Rússia amplia ataques, Irã desafia potências e mundo volta a temer nova escalada global
O mundo voltou a olhar para dois pontos do mapa com preocupação crescente. De um lado, a Rússia intensifica ataques contra a Ucrânia e amplia ameaças direcionadas à Europa. Do outro, o Irã permanece no centro das tensões do Oriente Médio em meio a confrontos indiretos com Israel, disputas nucleares e uma região cada vez mais instável.
Separadamente, cada crise já seria suficiente para mobilizar governos, mercados financeiros e organismos internacionais. Juntas, elas formam um cenário que especialistas classificam como uma das maiores fontes de instabilidade global desde o início da guerra na Ucrânia, em 2022.
Nas últimas semanas, Moscou aumentou o volume de ataques com drones e mísseis contra cidades ucranianas. Ao mesmo tempo, Kiev passou a realizar operações cada vez mais profundas dentro do território russo, atingindo instalações militares, refinarias e estruturas estratégicas. A guerra, que entrou em seu quinto ano, deixou de ser apenas uma disputa territorial e se transformou em um conflito de desgaste entre duas nações que continuam longe de qualquer acordo de paz.
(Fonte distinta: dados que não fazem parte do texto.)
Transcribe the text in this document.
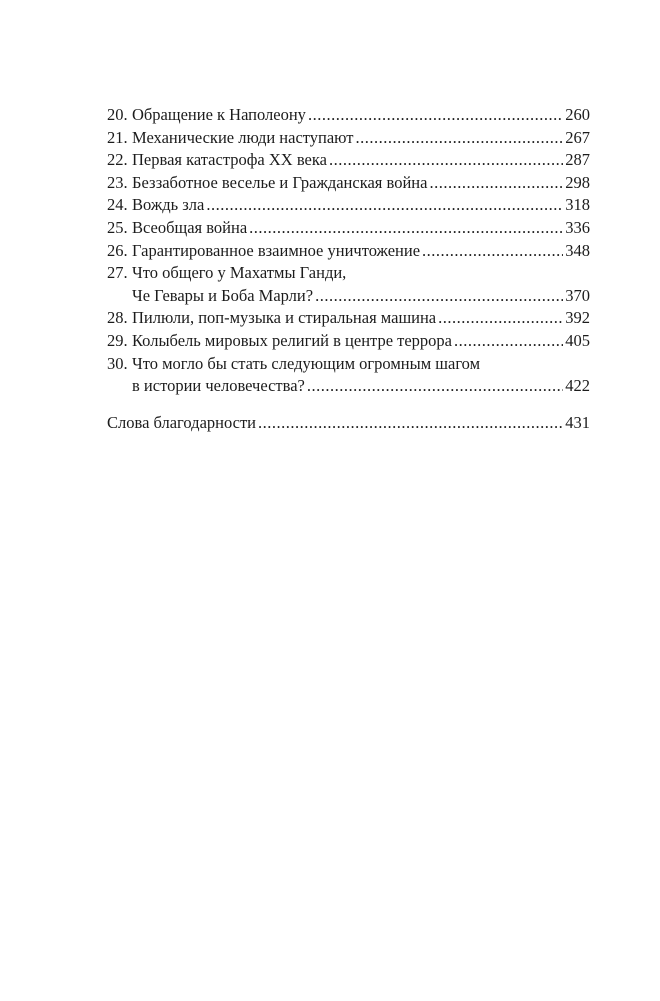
20. Обращение к Наполеону .....	260
21. Механические люди наступают .....	267
22. Первая катастрофа XX века .....	287
23. Беззаботное веселье и Гражданская война .....	298
24. Вождь зла .....	318
25. Всеобщая война .....	336
26. Гарантированное взаимное уничтожение .....	348
27. Что общего у Махатмы Ганди,
Че Гевары и Боба Марли? .....	370
28. Пилюли, поп-музыка и стиральная машина .....	392
29. Колыбель мировых религий в центре террора .....	405
30. Что могло бы стать следующим огромным шагом
в истории человечества? .....	422
Слова благодарности .....	431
O endurecimento do discurso russo também preocupa líderes europeus. Segundo análises publicadas pelo jornal espanhol El País, autoridades e serviços de inteligência do continente observam um aumento da pressão militar e política exercida pelo Kremlin, incluindo ameaças direcionadas a países integrantes da OTAN.
O temor de uma guerra maior
Embora nenhum governo europeu fale abertamente em guerra direta entre Rússia e OTAN, o aumento dos incidentes próximos às fronteiras da aliança militar elevou o nível de alerta.
Drones, interferências eletrônicas, ataques cibernéticos e episódios de sabotagem passaram a integrar uma nova fase do conflito, conhecida como guerra híbrida. O objetivo não seria necessariamente invadir territórios, mas gerar instabilidade, testar respostas militares e aumentar a pressão política sobre adversários.
Para o cientista político e especialista em Relações Internacionais Gunther Rudzit, professor da ESPM, o cenário atual exige atenção porque reúne múltiplos focos de tensão ao mesmo tempo.
“Hoje não existe um risco imediato de uma guerra mundial nos moldes do século XX. O que existe é um ambiente internacional muito mais instável, onde conflitos regionais possuem capacidade crescente de produzir impactos globais, especialmente na economia e na segurança internacional”, avalia.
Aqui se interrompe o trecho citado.